Throughout human history, humans have used various materials from nature to cure their illnesses and improve their health. The substances were obtained from sources of flora, fauna and minerals found in the immediate vicinity of people, but also in remote areas. Nature has been the source of medicinal agents for thousands of years, and an impressive number of modern medicines have been isolated from natural sources, many of them based on their use in traditional medicine.
Digitoxin; Reserpine; Tubocurarine
Traditional plant based medical systems continue to play an essential role in healthcare. Residents of the world depend primarily on traditional medicine for their primary health care, although medicinal plants are the main component of traditional medicine. Medical folklore has proven to be an invaluable guide to drug control today over the years. Many important modern drugs such as digitoxin, reserpine, tubocurarine, ephedrine, ergometrine, atropine, vinblastine, and aspirin were discovered following the directions of popular use . In recent years we have drawn attention to the lack of information on the relative importance of a medicinal plant (or other useful plants) within a culture and the need for an intercultural comparison of the uses of plants. These studies have important implications for natural product research, as these ethnobotanical studies reveal the species that should be investigated phytochemically and that, in our opinion, are most likely to contain bioactive compounds. Indigenous peoples use a variety of plants for therapeutic purposes to maintain their health . There is great prospect for the discovery of new drugs based on traditional plant applications.
Plants can also be used as food and it is difficult to draw a line between these two groups; Food can be medicine and vice versa Loss of language and traditional knowledge due to acculturation and destruction of plant habitats is a major problem, especially among smaller and threatened tribes and indigenous groups. There are serious threats to the survival of these people and their cultures and the ecosystems that feed them and provide new plant products for human well-being from Western and traditional medicine everywhere . The loss of indigenous knowledge has an impact on modern medicine. As indigenous cultures become increasingly fragmented and threatened by modern development pressures in developing countries, popular knowledge may be lost forever. Like the current extinction of plant and animal species, practitioners of ethno medicine appear to be at greater risk of extinction than even forests and other biomass [4,5]. Knowledge about the use of plants is disappearing faster than they. In this race against the destruction of ecosystems, researchers from many disciplines must join forces to promote the preservation of global diversity and, at the same time, accelerate ethno medical studies in relation to biomedical and chemical terms to develop new natural substances and drugs that humans need [6-8]. It is up to us to study the practices of indigenous peoples before they are lost, either through human indifference or through our relentless ability to transform and destroy the vegetation around us. We hope this publication will inspire those interested in ethnobotany, ethnopharmacology, and human well-being to take a careful and serious look at the data awaiting our review.

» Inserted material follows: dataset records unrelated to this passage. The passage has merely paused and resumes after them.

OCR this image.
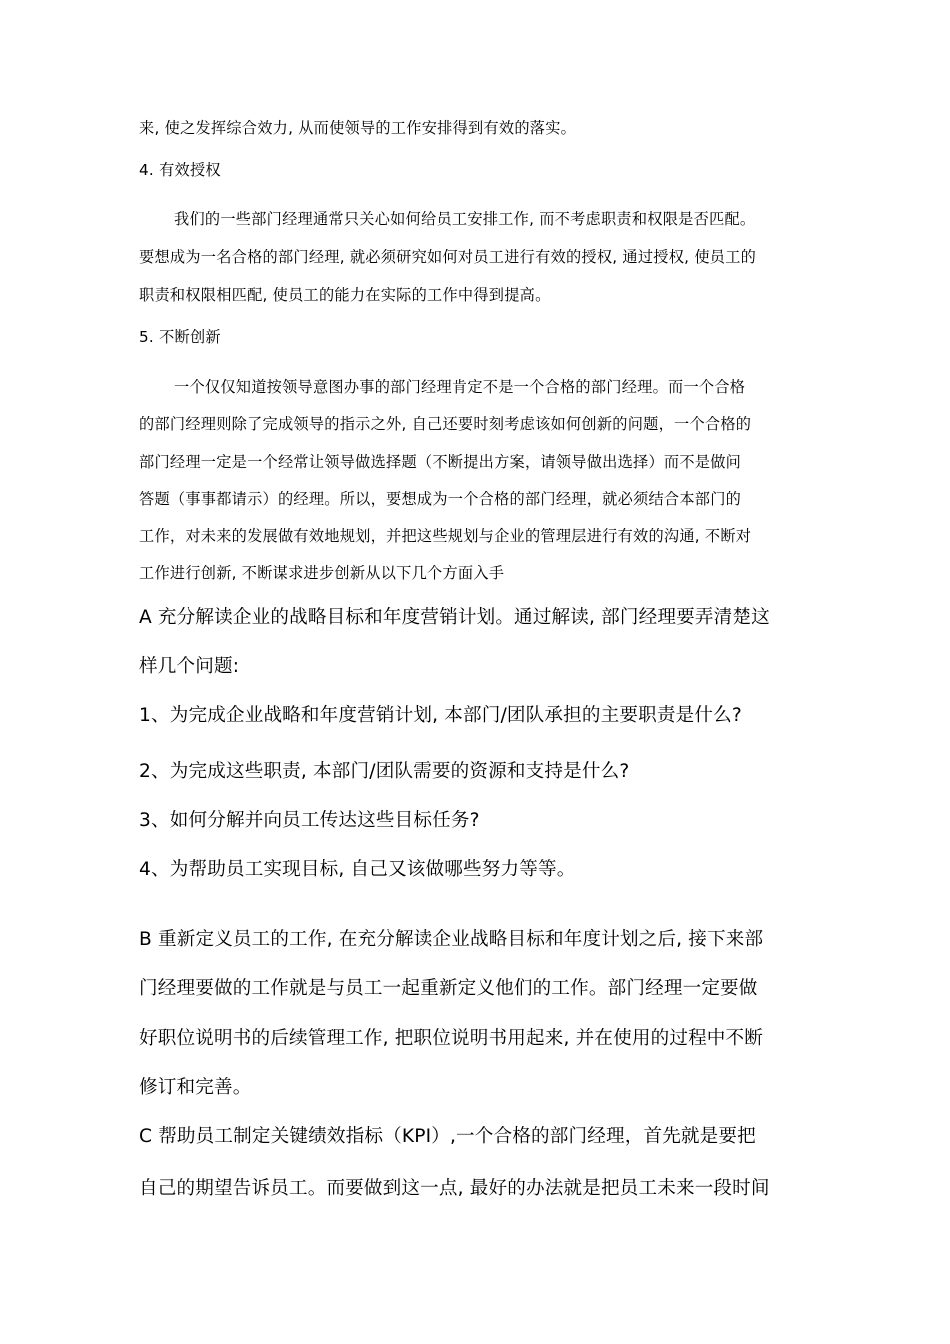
来, 使之发挥综合效力, 从而使领导的工作安排得到有效的落实。
4. 有效授权
我们的一些部门经理通常只关心如何给员工安排工作, 而不考虑职责和权限是否匹配。
要想成为一名合格的部门经理, 就必须研究如何对员工进行有效的授权, 通过授权, 使员工的
职责和权限相匹配, 使员工的能力在实际的工作中得到提高。
5. 不断创新
一个仅仅知道按领导意图办事的部门经理肯定不是一个合格的部门经理。而一个合格
的部门经理则除了完成领导的指示之外, 自己还要时刻考虑该如何创新的问题，一个合格的
部门经理一定是一个经常让领导做选择题（不断提出方案，请领导做出选择）而不是做问
答题（事事都请示）的经理。所以，要想成为一个合格的部门经理，就必须结合本部门的
工作，对未来的发展做有效地规划，并把这些规划与企业的管理层进行有效的沟通, 不断对
工作进行创新, 不断谋求进步创新从以下几个方面入手
A 充分解读企业的战略目标和年度营销计划。通过解读, 部门经理要弄清楚这
样几个问题:
1、为完成企业战略和年度营销计划, 本部门/团队承担的主要职责是什么?
2、为完成这些职责, 本部门/团队需要的资源和支持是什么?
3、如何分解并向员工传达这些目标任务?
4、为帮助员工实现目标, 自己又该做哪些努力等等。
B 重新定义员工的工作, 在充分解读企业战略目标和年度计划之后, 接下来部
门经理要做的工作就是与员工一起重新定义他们的工作。部门经理一定要做
好职位说明书的后续管理工作, 把职位说明书用起来, 并在使用的过程中不断
修订和完善。
C 帮助员工制定关键绩效指标（KPI）,一个合格的部门经理，首先就是要把
自己的期望告诉员工。而要做到这一点, 最好的办法就是把员工未来一段时间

Some wild plant resources are threatened by habitat loss and selective overexploitation of species. Furthermore, indigenous knowledge about the use of wild plant resources is rapidly disappearing from traditional communities. In the context of the protection and sustainable and equitable use of wild plant resources, quantitative ethnobotany can contribute to the scientific basis for management decisions. In order to increase the indicative value of ethnobotanical studies, attempts have been made in recent years to improve the traditional compilation style approach by incorporating appropriate quantitative research methods in the collection, processing and interpretation of ethnobotanical data. These quantitative approaches aim to quantitatively describe the variables and analyze the patterns observed in the study, in addition to statistically testing the hypotheses.
The authors declare that there was no conflict of interests.